Un hurlement de souffrance bestiale retentit. Curieuse coïncidence : chaque fois qu’il approchait du repaire d’un suspect, il était accueilli par un cri. Mais cette fois, il n’y avait pas à se tromper : ce n’était pas un cri orgasmique. Malgré son peu de compassion pour le genre humain, il se mit à courir. Il entra dans le vestibule et suivit la direction des gémissements, dans le grand salon. Marquette était prostré dans un fauteuil, les yeux rivés sur une feuille de papier qu’il tenait à deux mains. Il ne prêta aucune attention à l’irruption d’Axtone. Derrière ses fines lunettes rondes à la Heinrich Himmler, il clignait des yeux. Bref, il était drôlement secoué.
— Qu’écrit Nadia ? hasarda le détective en s’avançant dans la pièce.

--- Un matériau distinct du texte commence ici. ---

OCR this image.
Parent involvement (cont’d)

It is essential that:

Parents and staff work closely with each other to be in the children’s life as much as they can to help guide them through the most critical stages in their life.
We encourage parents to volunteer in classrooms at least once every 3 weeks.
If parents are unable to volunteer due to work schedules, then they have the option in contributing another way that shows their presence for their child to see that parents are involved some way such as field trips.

— Elle est repartie en Roumanie. Elle a vendu les bijoux que je lui ai offerts. La seule vraie bonne action de ma vie, l’avoir sortie du ruisseau… Mon amour n’était pas réciproque. Je la croyais sincère. Ah, la duplicité des femmes !

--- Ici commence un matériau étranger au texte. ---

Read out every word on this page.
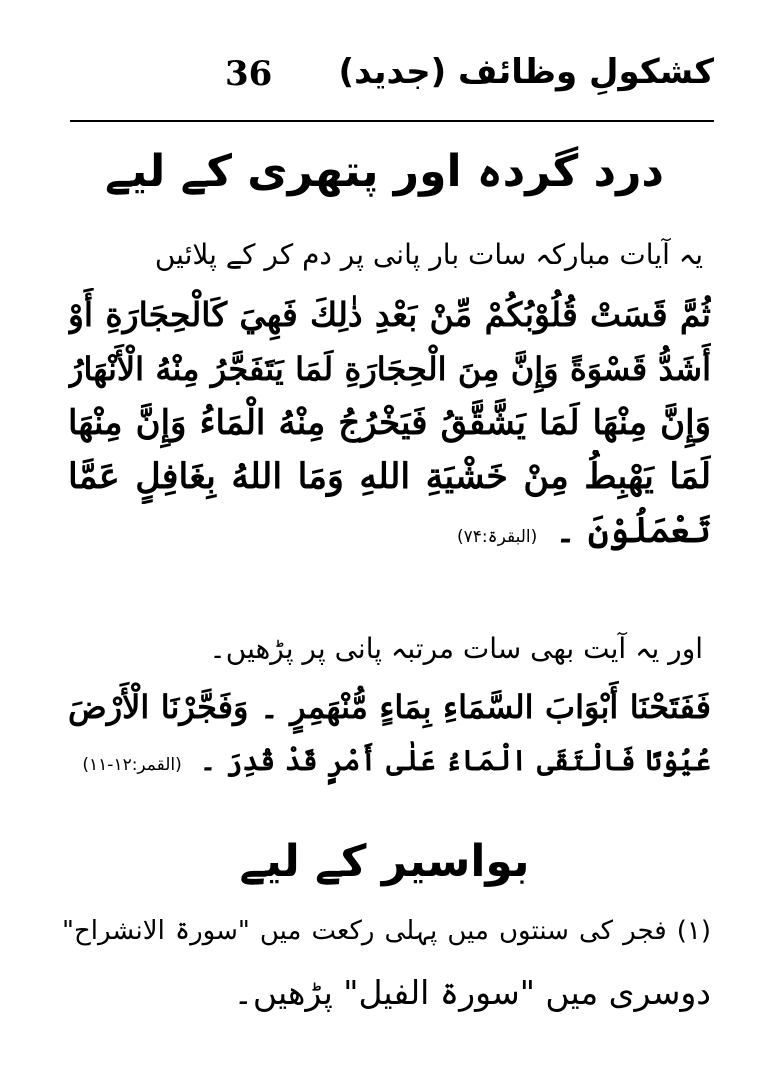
36 کشکولِ وظائف (جدید)
درد گردہ اور پتھری کے لیے
یہ آیات مبارکہ سات بار پانی پر دم کر کے پلائیں
ثُمَّ قَسَتْ قُلُوْبُكُمْ مِّنْ بَعْدِ ذٰلِكَ فَهِيَ كَالْحِجَارَةِ أَوْ
أَشَدُّ قَسْوَةً وَإِنَّ مِنَ الْحِجَارَةِ لَمَا يَتَفَجَّرُ مِنْهُ الْأَنْهَارُ
وَإِنَّ مِنْهَا لَمَا يَشَّقَّقُ فَيَخْرُجُ مِنْهُ الْمَاءُ وَإِنَّ مِنْهَا
لَمَا يَهْبِطُ مِنْ خَشْيَةِ اللهِ وَمَا اللهُ بِغَافِلٍ عَمَّا
تَعْمَلُوْنَ ۔(البقرۃ:۷۴)
اور یہ آیت بھی سات مرتبہ پانی پر پڑھیں۔
فَفَتَحْنَا أَبْوَابَ السَّمَاءِ بِمَاءٍ مُّنْهَمِرٍ ۔ وَفَجَّرْنَا الْأَرْضَ
عُيُوْنًا فَالْتَقَى الْمَاءُ عَلٰى أَمْرٍ قَدْ قُدِرَ ۔(القمر:۱۲-۱۱)
بواسیر کے لیے
(۱) فجر کی سنتوں میں پہلی رکعت میں "سورۃ الانشراح"
دوسری میں "سورۃ الفیل" پڑھیں۔
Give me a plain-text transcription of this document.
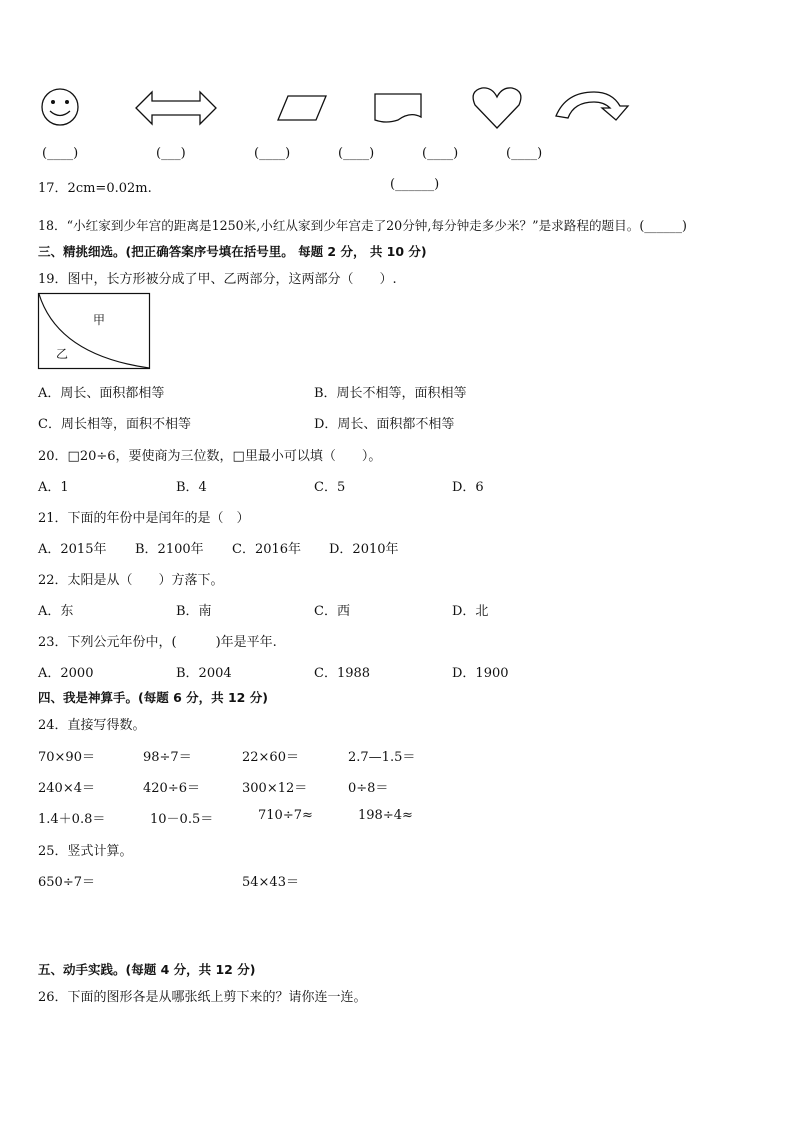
(____)	(___)	(____)	(____)	(____)	(____)
17．2cm=0.02m.	(______)
18．“小红家到少年宫的距离是1250米,小红从家到少年宫走了20分钟,每分钟走多少米？”是求路程的题目。(______)
三、精挑细选。(把正确答案序号填在括号里。 每题 2 分， 共 10 分)
19．图中，长方形被分成了甲、乙两部分，这两部分（　　）.
甲
乙
A．周长、面积都相等	B．周长不相等，面积相等
C．周长相等，面积不相等	D．周长、面积都不相等
20．□20÷6，要使商为三位数，□里最小可以填（　　）。
A．1	B．4	C．5	D．6
21．下面的年份中是闰年的是（　）
A．2015年 B．2100年 C．2016年 D．2010年
22．太阳是从（　　）方落下。
A．东	B．南	C．西	D．北
23．下列公元年份中，(　　　)年是平年.
A．2000	B．2004	C．1988	D．1900
四、我是神算手。(每题 6 分，共 12 分)
24．直接写得数。
70×90＝	98÷7＝	22×60＝	2.7—1.5＝
240×4＝	420÷6＝	300×12＝	0÷8＝
1.4＋0.8＝	10－0.5＝	710÷7≈	198÷4≈
25．竖式计算。
650÷7＝	54×43＝
五、动手实践。(每题 4 分，共 12 分)
26．下面的图形各是从哪张纸上剪下来的？请你连一连。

— Celle des hommes la vaut bien. Pourquoi avoir continué à fréquenter le « Bar des Amoureux » ?
Pour la première fois, Marquette se tourna vers Axtone. Ses yeux clignaient toujours. On aurait dit qu’une gomme avait effacé les traits énergiques de son visage, ceux qu’il avait encore quand il était sorti de chez lui le matin même. L’élan de l’espoir avait disparu.
— Pour donner le change. Éviter d’attirer des gens comme vous… Ça n’a plus d’importance, maintenant. Mon avocat vient de m’annoncer que j’allais perdre mon droit d’exercer la chirurgie, ma femme demande le divorce pour faute, ma carrière politique est foutue, et Nadia… Oh, Nadia…
Axtone lui montra la photo.
— Vous la connaissez ?
Il réfléchit un moment, il connaissait tant de patientes.
— Non. Qui est-ce ?
— Ma fille. Une ado disparue. C’est pour ça que je me suis spécialisé dans la recherche de personnes. J’ai l’impression que j’aurai plus de chances de la retrouver. Je la montre à des tas de gens. Un jour, ça va payer. Hein ? Hein ?
— Peut-être…
— J’en ai jamais parlé à personne. Je me demande pourquoi je me confie à vous...
— Parce que je suis plus malheureux que vous, sans doute.